For the remainder of this article, I would like to comment on yet another quotation:
"With the enormous growth of results at well over 100,000 (new?) theorems every year . . . the chance of a new piece of pure mathematics being spotted by you and also being at hand when you need it, and not have to be recreated when needed, is increasingly small. . . . Regeneration is increasingly easier than retrieval."
Now here is a thought that diffuses rapidly into the related but separate questions of research strategies, of originality, plagiarism, rights of intellectual property, royalties.
When I was a graduate student I used to hear horror stories of PhD candidates who, in the final throes of their candidacy, were informed that others had anticipated their major results: Your result, Candidate Doe, can be found in a 1923 paper in the ABC Journal of Mathematics; so go back to the drawing board, and this time come up with something original.
Were these stories based on true occurrences, or were they fairy tales put forward to frighten aspirants into proper standards of accomplishment?
Not so many years after my PhD was awarded, I was working alongside old Professor PDQ, a mathematician of great international reputation. He chanced to read one of my published papers and afterward pulled me by my ear (so to speak) over to the library, hauled down a certain journal dated 1933, blew off the dust, and pointed out an article of his that contained the same result. "You should have known about it," he cautioned me.
As a graduate student, I had relied on my thesis adviser to certify the originality of my results. But now I was on my own, and for a few days I trembled in my boots. On study, it turned out that while my theorem and Professor PDQ's were located in the same specific area of mathematics, my hypotheses as well as the methods I employed were quite different. Saved from professional ignominy!
Much less traumatic was the following experience of several months ago. I gave a talk in which I mentioned theorem T, commonly known as Y's theorem. After my talk, Professor Z came up to me and said, "You know, T is referred to as Y's theorem, but R got it a generation before Y."
I was inclined to reply to Professor Z, "Are you absolutely sure that there wasn't an M who got it before R?" But I refrained because I didn't care to lose Z's friendship.
Fairly recently I worked up a theorem in a very popular area. I wanted to check its originality. I looked in a few appropriate books: I couldn't find it. I e-mailed a few authorities: They'd never heard of it. I went on the computerized mathematical databases and inquired. I was confronted with the "zero or infinity" phenomenon. When I searched in the specific area, the computer came up with more papers than I could deal with in ten lifetimes, half of which may have contained errors. When I added a few qualifiers, I came up with zero hits. Maybe I should have posted a notice on the Web: "I am claiming priority on such and such a theorem. If you have any reason to dispute this, come forward or forever hold your peace."
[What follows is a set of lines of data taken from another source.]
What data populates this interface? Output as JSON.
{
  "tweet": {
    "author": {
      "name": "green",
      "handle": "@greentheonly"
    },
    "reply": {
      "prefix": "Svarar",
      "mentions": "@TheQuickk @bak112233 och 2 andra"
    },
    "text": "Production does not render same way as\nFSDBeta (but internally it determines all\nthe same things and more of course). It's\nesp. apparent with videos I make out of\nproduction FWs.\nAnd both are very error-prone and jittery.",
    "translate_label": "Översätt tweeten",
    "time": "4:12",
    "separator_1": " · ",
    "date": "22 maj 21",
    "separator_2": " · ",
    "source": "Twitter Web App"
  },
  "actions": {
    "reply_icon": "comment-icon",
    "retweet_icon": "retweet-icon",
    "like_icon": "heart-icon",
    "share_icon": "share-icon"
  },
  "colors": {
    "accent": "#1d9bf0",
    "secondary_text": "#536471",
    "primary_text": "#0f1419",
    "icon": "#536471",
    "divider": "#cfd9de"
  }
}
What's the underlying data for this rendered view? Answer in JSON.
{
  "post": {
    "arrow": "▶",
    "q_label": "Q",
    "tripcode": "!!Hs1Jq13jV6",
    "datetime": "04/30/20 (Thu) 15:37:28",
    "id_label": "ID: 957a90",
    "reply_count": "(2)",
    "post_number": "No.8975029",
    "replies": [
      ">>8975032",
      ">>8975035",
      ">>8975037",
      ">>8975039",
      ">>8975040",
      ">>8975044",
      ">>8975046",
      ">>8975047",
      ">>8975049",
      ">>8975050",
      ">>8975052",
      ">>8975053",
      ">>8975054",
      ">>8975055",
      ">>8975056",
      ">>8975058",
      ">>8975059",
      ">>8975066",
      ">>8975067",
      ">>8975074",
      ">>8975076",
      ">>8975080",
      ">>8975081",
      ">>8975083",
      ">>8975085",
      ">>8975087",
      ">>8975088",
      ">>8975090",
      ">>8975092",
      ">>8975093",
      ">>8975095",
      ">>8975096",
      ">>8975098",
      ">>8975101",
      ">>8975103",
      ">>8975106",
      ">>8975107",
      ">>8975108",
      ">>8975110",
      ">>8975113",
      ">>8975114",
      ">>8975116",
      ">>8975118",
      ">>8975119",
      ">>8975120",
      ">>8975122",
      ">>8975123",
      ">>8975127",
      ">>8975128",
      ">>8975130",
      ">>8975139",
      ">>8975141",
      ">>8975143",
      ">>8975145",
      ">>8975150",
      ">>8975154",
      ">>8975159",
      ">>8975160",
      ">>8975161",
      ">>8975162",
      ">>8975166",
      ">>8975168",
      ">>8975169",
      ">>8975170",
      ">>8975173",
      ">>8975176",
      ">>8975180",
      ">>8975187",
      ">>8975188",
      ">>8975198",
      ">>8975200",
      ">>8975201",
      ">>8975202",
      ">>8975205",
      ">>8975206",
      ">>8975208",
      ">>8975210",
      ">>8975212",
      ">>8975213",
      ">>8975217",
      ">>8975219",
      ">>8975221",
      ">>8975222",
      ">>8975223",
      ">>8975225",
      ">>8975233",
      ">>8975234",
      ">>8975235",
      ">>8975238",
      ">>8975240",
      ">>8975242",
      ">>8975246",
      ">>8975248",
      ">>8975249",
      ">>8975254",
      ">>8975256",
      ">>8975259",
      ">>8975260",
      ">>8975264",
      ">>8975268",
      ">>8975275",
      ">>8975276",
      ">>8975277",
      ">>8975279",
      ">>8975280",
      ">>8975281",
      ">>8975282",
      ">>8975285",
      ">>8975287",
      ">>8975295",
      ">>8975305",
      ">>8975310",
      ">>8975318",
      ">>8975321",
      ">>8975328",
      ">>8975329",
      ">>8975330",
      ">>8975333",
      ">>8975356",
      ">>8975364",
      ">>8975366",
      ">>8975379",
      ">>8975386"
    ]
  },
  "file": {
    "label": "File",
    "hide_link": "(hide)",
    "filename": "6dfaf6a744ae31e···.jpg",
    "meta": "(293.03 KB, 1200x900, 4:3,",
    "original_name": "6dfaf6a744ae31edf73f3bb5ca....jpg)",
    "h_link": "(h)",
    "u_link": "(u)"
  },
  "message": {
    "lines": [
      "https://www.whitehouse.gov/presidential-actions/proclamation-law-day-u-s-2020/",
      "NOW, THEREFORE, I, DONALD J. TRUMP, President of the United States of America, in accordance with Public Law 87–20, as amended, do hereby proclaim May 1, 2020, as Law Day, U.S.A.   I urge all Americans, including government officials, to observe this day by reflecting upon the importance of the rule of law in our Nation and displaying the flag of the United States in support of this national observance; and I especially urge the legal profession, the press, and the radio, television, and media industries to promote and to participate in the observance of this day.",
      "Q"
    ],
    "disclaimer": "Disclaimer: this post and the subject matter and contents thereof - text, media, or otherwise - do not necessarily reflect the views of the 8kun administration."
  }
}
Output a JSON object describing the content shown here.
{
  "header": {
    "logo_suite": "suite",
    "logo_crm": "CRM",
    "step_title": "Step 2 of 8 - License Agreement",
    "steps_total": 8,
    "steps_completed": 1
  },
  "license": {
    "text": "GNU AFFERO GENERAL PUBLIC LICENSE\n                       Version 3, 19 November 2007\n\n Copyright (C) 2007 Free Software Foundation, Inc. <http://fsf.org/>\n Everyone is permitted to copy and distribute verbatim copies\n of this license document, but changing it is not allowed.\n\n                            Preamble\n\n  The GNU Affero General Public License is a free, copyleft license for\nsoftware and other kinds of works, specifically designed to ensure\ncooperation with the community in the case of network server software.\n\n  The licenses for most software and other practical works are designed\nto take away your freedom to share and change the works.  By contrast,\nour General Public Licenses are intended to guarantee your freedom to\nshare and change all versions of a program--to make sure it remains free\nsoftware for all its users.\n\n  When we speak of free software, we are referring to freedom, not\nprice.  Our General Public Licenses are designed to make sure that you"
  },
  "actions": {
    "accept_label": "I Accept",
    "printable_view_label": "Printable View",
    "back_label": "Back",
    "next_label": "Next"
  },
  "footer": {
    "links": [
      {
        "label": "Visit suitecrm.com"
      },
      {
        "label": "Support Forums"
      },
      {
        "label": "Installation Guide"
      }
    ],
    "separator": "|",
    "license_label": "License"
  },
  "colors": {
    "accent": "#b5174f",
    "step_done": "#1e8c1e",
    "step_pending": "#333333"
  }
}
Back to Hamming's quote. We seem to be in a period of transition, in which claims of priority and originality, on the one hand, make a difference and, on the other hand, being in some cases impossible to validate but easy to invalidate, ought not to make a difference.
One final point. A prospective reader, seeing the title "Mathematics on a Distant Planet," may be led to think that Hamming has written a piece of science fiction. Not at all. He has set up hypothetical mathematicians on a distant planet in order to speculate on which portions of the assumptions, definitions, modes of reasoning, and assignment of values that characterize our mathematical world are universal and which might not be.
In this spirit, I wonder how the scientists of the distant planet are handling the dilemmas of information overload and intellectual property.
Philip J. Davis, professor emeritus of applied mathematics at Brown University, is an independent writer, scholar, and lecturer. He lives in Providence, Rhode Island.